これにより「完了に至るまでには相当な長期間を要する」と想定されるとして有価証券報告書の提出期限を9月26日に延長しました。本来、事業年度終了後3カ月以内に提出すべき有報が、大幅に遅れる異例の事態となりました。

監査法人の「意見不表明」

ニデックは9月26日に2025年3月期の有価証券報告書を提出しましたが、監査法人のPwCジャパンは意見表明の基礎となる十分かつ適切な監査証拠を入手できなかったとして監査意見を表明しませんでした。

この「意見不表明」は極めて異例で、監査法人が財務諸表の適正性について判断できない状態であることを意味します。

上場維持への懸念

東京証券取引所は、監査報告書に公認会計士が「不適正意見」や「意見の表明をしない」と記載した場合などに特設注意銘柄に指定することができます。

指定された場合は、1年後の審査までに内部管理体制などを適切に整備・運用することが必要となり、適切と認められない場合は上場廃止となります。

永守重信代表のコメント

ニデックの永守重信代表取締役グローバルグループ代表は2025年9月7日、不適切会計の疑いを巡り「隠すことなくすべての問題についてオープンにやっていく」と述べました。

「我々は自主的に開示して、考えていることをきちんと伝えていきたい。すべて解決したら会社はもっと良くなる」と話しました。

ニデックの過去の会計問題

実は、ニデックでは近年、会計関連の問題が複数発生しています。

2024年5月には子会社の売上高計算のミスなどが明らかになったとして、過去に公表していた有価証券報告書や決算短信を訂正しました。2023年3月期と2024年3月期の連結純利益を計82億円下方修正しました。

今回の事件は、こうした会計処理の問題が繰り返される中で発生した、より深刻なケースと言えます。

背景:拡大戦略の限界

この問題の背景には、ニデックの積極的な拡大戦略があると指摘されています。

2023年10月、永守会長は電動アクスルの事業について「今期に黒字を見込んでいたが、年間で150億円の赤字が出る」との見通しを明らかにし、すでに2023年度3月期で300億円の営業赤字を計上していた電動アクスル事業の黒字転換が困難な状況となりました。

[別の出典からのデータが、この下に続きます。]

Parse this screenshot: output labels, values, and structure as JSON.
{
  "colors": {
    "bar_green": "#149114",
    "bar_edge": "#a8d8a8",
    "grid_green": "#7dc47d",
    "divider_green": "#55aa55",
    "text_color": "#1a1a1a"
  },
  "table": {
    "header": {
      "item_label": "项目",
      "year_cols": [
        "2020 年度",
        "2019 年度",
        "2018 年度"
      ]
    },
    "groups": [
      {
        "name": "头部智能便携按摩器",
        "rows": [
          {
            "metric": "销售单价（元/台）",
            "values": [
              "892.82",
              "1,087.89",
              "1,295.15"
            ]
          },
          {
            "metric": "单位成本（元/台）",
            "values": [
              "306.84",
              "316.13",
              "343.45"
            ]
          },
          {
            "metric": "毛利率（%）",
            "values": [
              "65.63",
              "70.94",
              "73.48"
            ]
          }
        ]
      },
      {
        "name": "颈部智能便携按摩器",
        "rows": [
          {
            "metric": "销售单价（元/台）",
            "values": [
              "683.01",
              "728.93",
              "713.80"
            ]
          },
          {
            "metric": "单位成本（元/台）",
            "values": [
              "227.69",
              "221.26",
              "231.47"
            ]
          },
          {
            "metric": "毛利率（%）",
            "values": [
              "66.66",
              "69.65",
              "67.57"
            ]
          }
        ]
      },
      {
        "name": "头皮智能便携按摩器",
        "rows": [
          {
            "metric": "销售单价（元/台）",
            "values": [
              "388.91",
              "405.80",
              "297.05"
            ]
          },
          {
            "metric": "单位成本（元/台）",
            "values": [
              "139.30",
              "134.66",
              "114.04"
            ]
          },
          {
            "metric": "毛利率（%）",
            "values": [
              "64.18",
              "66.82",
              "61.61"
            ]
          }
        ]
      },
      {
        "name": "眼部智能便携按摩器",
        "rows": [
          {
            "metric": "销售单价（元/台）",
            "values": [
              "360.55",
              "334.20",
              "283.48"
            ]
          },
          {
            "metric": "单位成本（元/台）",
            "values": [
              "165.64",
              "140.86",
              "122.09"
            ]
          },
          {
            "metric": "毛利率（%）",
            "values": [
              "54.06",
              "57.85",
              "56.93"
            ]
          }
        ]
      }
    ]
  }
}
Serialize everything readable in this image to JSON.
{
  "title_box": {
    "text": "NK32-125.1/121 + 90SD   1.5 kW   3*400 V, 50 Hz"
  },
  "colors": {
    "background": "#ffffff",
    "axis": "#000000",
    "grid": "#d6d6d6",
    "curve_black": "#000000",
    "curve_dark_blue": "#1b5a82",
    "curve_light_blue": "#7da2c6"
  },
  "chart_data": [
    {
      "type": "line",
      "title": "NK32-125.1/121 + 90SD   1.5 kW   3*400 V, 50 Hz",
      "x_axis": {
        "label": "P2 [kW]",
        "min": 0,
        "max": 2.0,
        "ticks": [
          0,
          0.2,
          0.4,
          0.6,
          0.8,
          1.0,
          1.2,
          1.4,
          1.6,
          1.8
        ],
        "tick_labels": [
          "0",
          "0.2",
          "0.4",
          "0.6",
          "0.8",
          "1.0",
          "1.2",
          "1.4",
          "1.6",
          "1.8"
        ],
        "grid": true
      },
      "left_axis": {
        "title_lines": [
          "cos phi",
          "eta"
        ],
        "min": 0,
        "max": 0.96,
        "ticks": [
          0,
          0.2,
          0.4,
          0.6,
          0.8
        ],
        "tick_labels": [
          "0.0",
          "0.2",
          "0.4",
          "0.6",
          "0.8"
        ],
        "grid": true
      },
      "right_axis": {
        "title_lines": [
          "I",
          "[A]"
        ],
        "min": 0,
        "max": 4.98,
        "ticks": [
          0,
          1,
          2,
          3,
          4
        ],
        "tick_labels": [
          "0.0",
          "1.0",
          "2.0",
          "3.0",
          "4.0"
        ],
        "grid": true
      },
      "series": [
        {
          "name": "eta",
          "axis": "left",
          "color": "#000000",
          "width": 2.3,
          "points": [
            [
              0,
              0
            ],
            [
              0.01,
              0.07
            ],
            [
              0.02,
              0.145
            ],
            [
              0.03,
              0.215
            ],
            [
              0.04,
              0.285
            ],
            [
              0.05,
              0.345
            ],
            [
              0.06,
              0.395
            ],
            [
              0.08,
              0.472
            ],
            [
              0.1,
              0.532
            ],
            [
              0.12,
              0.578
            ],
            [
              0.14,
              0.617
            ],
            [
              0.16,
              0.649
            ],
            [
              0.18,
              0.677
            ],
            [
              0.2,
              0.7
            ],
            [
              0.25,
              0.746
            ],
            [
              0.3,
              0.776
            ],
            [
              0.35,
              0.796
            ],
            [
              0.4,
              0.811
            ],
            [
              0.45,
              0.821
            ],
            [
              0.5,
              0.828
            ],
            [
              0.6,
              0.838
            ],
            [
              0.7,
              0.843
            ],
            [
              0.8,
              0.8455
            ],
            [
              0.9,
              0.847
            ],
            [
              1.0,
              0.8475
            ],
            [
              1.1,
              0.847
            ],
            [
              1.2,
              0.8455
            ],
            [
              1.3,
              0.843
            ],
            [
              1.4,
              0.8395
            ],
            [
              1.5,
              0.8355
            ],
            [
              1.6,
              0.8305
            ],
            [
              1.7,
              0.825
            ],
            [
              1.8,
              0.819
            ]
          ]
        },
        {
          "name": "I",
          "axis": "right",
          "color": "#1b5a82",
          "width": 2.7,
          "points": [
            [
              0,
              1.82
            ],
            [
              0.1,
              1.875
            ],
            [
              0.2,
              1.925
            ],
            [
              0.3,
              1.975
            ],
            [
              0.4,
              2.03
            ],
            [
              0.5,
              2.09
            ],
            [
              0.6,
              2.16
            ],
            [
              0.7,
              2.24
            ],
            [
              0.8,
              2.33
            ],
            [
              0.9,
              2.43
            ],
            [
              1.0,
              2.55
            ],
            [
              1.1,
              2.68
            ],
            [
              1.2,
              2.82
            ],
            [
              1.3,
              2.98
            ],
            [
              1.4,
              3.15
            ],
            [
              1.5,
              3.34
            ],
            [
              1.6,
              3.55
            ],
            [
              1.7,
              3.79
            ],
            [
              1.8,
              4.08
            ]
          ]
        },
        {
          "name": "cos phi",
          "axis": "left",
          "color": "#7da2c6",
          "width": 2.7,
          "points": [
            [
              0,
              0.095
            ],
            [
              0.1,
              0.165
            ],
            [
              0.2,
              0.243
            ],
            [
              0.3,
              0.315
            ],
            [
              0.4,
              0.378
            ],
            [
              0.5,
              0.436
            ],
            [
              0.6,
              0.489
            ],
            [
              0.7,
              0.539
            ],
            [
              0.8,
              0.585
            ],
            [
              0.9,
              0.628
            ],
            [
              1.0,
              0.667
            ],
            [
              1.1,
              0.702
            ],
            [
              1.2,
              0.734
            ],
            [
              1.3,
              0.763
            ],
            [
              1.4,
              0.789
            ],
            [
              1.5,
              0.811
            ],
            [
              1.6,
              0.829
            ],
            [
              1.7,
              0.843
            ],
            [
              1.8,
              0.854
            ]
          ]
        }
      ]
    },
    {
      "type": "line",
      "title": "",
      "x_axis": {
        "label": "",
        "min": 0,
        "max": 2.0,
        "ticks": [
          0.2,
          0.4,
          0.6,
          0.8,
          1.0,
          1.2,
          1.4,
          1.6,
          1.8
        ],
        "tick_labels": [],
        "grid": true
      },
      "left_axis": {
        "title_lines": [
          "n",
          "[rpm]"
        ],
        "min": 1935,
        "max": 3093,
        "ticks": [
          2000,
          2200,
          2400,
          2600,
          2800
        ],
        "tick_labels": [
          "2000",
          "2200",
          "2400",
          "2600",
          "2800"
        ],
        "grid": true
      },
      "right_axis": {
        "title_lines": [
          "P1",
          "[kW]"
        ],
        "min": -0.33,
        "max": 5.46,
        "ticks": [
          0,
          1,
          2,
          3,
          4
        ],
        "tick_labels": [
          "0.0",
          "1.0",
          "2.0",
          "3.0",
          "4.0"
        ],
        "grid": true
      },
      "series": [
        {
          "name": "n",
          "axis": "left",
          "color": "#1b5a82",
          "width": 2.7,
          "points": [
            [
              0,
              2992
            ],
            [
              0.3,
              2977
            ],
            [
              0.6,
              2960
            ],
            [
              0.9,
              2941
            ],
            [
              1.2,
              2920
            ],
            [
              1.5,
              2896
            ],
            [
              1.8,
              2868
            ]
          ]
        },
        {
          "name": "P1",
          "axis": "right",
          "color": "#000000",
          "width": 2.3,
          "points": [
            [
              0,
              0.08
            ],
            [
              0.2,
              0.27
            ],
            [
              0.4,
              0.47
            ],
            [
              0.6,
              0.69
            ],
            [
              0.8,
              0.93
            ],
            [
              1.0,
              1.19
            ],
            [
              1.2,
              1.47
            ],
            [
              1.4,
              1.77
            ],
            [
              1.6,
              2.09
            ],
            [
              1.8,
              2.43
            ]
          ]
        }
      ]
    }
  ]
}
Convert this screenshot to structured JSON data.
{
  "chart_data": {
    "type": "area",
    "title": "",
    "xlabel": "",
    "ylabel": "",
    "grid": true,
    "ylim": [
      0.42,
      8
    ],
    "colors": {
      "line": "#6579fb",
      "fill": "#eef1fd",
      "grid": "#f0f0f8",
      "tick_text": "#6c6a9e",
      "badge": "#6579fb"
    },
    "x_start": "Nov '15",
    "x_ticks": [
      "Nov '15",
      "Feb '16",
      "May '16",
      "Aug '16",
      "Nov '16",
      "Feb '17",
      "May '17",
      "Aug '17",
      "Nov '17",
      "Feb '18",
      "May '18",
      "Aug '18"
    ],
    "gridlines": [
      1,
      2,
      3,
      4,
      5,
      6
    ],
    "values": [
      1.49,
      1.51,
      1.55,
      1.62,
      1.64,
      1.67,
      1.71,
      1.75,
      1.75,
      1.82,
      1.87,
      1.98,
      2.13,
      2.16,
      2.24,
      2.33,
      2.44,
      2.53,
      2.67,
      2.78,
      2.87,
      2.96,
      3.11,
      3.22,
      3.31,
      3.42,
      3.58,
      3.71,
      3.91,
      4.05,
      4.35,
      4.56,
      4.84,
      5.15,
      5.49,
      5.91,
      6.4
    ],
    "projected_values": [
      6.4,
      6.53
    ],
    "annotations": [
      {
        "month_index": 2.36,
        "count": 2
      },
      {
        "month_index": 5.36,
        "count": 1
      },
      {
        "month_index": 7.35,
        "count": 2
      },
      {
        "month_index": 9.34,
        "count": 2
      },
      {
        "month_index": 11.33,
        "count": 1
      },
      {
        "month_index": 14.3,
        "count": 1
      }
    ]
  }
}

永守氏は2025年8月に入って、中期経営目標として掲げてきた「2030年度に売上高10兆円」を撤回すると表明しました。

今後の見通しと投資家への影響

調査結果の公表待ち

現時点では第三者委員会による調査が進行中であり、その結果公表を待つ状況です。調査結果が公表されるまで株価は低迷するとみられています。

ガバナンス体制の再構築が課題

ニデックの統治形態は監査等委員会設置会社で、監査等委員は計5人おり、常勤で経済産業省出身の落合裕之取締役と財務省出身の吉井浩社外取締役のほか、京都大学大学院法学研究科の山田文教授、中本総合法律事務所パートナーの豊島ひろ江弁護士、外務省参与の梅田邦夫氏が務めています。

それでも今回のような問題が発生したことから、ガバナンス体制の抜本的な見直しが求められています。

投資家が注目すべきポイント

  1. 第三者委員会の調査結果:不適切会計の範囲と金額の確定
  2. 経営陣の責任:トップマネジメントの関与の程度
  3. 再発防止策:実効性のあるガバナンス改革が行われるか
  4. 上場維持:特設注意銘柄指定や上場廃止の可能性
  5. 業績への影響:過年度決算の修正や今後の業績見通し

まとめ:ニデック事件が示すもの

ニデック不適切会計問題は、日本を代表するグローバル企業でも、組織的な会計不正が起こりうることを示す重大な事件です。

積極的な拡大戦略と高い業績目標の追求が、結果として不適切な会計処理を生み出す土壌となった可能性があります。

投資家にとっては、企業のガバナンス体制と内部統制の重要性を改めて認識させられる事例となりました。今後の調査結果と再発防止策の実効性が注目されます。